Die Schweizer Messenger-App Threema hat gute Bewertungen aus dem Ausland erhalten. Die IT-Security-Gruppe der Fachhochschule Münster hat den Code der iOS- und der Androidversion getestet. Auch das Threema-Safe-Feature wurde geprüft. Die Forscher fanden laut ihrem Bericht (PDF) keine Fehler mit hohem Risiko oder kritische Lücken. Gefundene Fehler, die ein geringes oder mittleres Risiko darstellten, habe Threema spätestens nach wenigen Tagen in einem Update behoben.
In ihrem Bericht halten die Forscher fest: "Obwohl kein Test das völlige Fehlen von Schwachstellen in einer Software nachweisen kann, hat dieses Audit den Eindruck, dass Threema die Sicherheit und den Datenschutz ihrer Nutzer sehr ernst nimmt."
Das denkt auch die Bundesverwaltung.

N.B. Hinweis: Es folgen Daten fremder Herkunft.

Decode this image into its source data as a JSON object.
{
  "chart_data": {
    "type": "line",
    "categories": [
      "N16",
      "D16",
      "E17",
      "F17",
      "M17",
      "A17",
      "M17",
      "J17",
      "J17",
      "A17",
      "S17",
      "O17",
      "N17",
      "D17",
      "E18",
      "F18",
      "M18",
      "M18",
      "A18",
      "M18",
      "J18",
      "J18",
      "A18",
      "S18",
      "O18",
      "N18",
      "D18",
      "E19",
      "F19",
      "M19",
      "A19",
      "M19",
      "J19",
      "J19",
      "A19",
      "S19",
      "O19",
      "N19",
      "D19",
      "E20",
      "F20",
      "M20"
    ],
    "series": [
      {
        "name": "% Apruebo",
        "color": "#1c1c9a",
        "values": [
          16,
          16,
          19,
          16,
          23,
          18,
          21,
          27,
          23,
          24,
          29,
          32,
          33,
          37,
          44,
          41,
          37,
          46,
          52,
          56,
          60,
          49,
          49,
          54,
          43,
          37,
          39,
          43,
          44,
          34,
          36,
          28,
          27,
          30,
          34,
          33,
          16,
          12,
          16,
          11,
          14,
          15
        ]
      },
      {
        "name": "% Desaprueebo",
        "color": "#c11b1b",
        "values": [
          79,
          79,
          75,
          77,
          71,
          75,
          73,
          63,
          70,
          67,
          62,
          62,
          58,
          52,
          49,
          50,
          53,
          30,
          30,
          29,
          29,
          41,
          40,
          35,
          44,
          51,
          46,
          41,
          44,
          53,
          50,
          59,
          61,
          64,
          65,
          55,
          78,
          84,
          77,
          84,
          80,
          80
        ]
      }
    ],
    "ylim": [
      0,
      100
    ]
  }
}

Wie Sie hier lesen können, setzen auch Bundesangestellte unterdessen auf Threema.
Wie Watson unter Berufung auf netzwelt.de schreibt, ist Threema nicht nur Ende-zu-Ende-verschlüsselt. Auch die Metadaten werden verschlüsselt, womit nicht mehr festzustellen ist, wer mit wem kommuniziert. Dadurch, dass auch keine Telefonnummer oder E-Mail-Adresse angegeben werden müsse, erlaube die App eine anonyme Kommunikation.